»Meine Frau hatte zehn Freundinnen zu uns nach Hause eingeladen. Einige kannte ich sehr gut, andere nur flüchtig. Als Hausherr begrüßte ich nun alle mit Handschlag, da ich es vermeiden wollte, einige – mir gut bekannte – Freundinnen wie sonst mit Wangenkuss und andere – mir nicht so gut bekannte – mit Handschlag willkommen zu heißen. Meiner Ansicht nach hätte das zu einem Befremden bei den ›Ungeküssten‹ geführt. War das richtig? Beim Handkuss heißt es doch auch: entweder alle oder gar keine.« Bertold K., Frankfurt
Eine klassische Benimmfrage, dachte ich mir, die gehört doch nicht hierher, wo es um Moral gehen soll. Andererseits bin ich der Meinung, dass Höflichkeit keine Benimmratgeber benötigt, sondern sich von allein ergibt, wenn man sich überlegt, was in zwischenmenschlicher Hinsicht hinter den Benimmregeln steckt.
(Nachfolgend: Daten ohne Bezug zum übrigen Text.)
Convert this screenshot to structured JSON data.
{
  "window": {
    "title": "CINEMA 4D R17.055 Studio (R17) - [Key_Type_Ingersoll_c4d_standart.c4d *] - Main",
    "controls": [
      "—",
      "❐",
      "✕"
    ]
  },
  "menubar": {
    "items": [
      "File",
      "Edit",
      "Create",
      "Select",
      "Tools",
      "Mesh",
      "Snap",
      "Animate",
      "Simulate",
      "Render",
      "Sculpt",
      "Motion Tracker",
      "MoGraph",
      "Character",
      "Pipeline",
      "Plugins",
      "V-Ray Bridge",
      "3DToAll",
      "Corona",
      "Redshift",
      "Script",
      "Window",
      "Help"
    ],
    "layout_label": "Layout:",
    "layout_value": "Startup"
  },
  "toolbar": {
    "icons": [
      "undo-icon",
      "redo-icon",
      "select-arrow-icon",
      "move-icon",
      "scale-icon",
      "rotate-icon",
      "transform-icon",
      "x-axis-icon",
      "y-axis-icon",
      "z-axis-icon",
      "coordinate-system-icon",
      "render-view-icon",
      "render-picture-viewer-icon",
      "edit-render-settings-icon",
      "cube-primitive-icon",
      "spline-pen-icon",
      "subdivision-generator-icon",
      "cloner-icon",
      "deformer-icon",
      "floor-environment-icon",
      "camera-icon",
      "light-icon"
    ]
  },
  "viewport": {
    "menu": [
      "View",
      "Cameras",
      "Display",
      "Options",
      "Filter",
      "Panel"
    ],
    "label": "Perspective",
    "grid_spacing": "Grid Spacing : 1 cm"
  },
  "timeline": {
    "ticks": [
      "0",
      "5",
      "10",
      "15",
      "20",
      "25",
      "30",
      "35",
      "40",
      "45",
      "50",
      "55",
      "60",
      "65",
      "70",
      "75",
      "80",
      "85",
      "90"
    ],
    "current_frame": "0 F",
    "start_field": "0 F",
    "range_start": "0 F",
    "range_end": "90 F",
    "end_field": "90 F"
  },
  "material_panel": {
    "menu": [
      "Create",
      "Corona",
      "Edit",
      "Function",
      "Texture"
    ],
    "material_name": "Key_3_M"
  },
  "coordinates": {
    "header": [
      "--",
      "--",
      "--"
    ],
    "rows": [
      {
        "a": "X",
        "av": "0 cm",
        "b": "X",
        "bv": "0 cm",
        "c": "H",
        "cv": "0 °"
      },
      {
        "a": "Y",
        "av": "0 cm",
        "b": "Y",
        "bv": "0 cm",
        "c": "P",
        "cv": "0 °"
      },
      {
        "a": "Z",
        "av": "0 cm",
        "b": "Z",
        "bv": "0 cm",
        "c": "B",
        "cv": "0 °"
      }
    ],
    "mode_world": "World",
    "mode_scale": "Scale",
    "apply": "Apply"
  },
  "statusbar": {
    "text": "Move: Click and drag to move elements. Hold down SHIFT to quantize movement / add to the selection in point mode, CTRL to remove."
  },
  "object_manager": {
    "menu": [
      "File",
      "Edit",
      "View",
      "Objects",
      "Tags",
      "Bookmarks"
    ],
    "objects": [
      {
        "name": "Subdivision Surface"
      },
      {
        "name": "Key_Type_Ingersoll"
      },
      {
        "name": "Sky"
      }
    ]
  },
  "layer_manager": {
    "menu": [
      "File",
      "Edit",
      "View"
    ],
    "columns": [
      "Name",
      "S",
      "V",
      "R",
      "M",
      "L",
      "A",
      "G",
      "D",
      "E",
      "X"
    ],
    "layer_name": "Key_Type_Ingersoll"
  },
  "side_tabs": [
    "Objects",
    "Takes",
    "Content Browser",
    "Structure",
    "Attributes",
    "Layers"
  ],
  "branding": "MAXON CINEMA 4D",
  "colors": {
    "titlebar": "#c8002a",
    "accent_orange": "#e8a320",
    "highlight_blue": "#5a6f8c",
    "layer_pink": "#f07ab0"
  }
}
Zum Handkuss gibts eine ganze Reihe von Regeln. Etwa dass man ihn nur in geschlossenen Räumen geben darf und wie man ihn auszuführen hat: je nach Schule ohne Berührung der Hand mit den Lippen oder mit leichter trockener Berührung. Vor allem aber auch, wie Sie schreiben, dass man ihn tatsächlich, wenn man ihn denn gibt, allen anwesenden Frauen geben sollte. Aber warum? Hier wird’s interessant. Seiner Herkunft nach ist der Handkuss eine Geste des Respekts, was man heute noch beobachten kann: beim zeremoniellen Küssen der Ringe des Papstes und katholischer Bischöfe oder in Filmen wie Der Pate, wenn der jeweilige Mafiaboss sich von seinen Getreuen als Zeichen der Anerkennung seiner Macht die Hand küssen lässt. Das erklärt, warum man ihn jeder anwesenden Dame geben muss: Ihn selektiv zu geben hieße, einigen der Damen den Respekt zu verweigern.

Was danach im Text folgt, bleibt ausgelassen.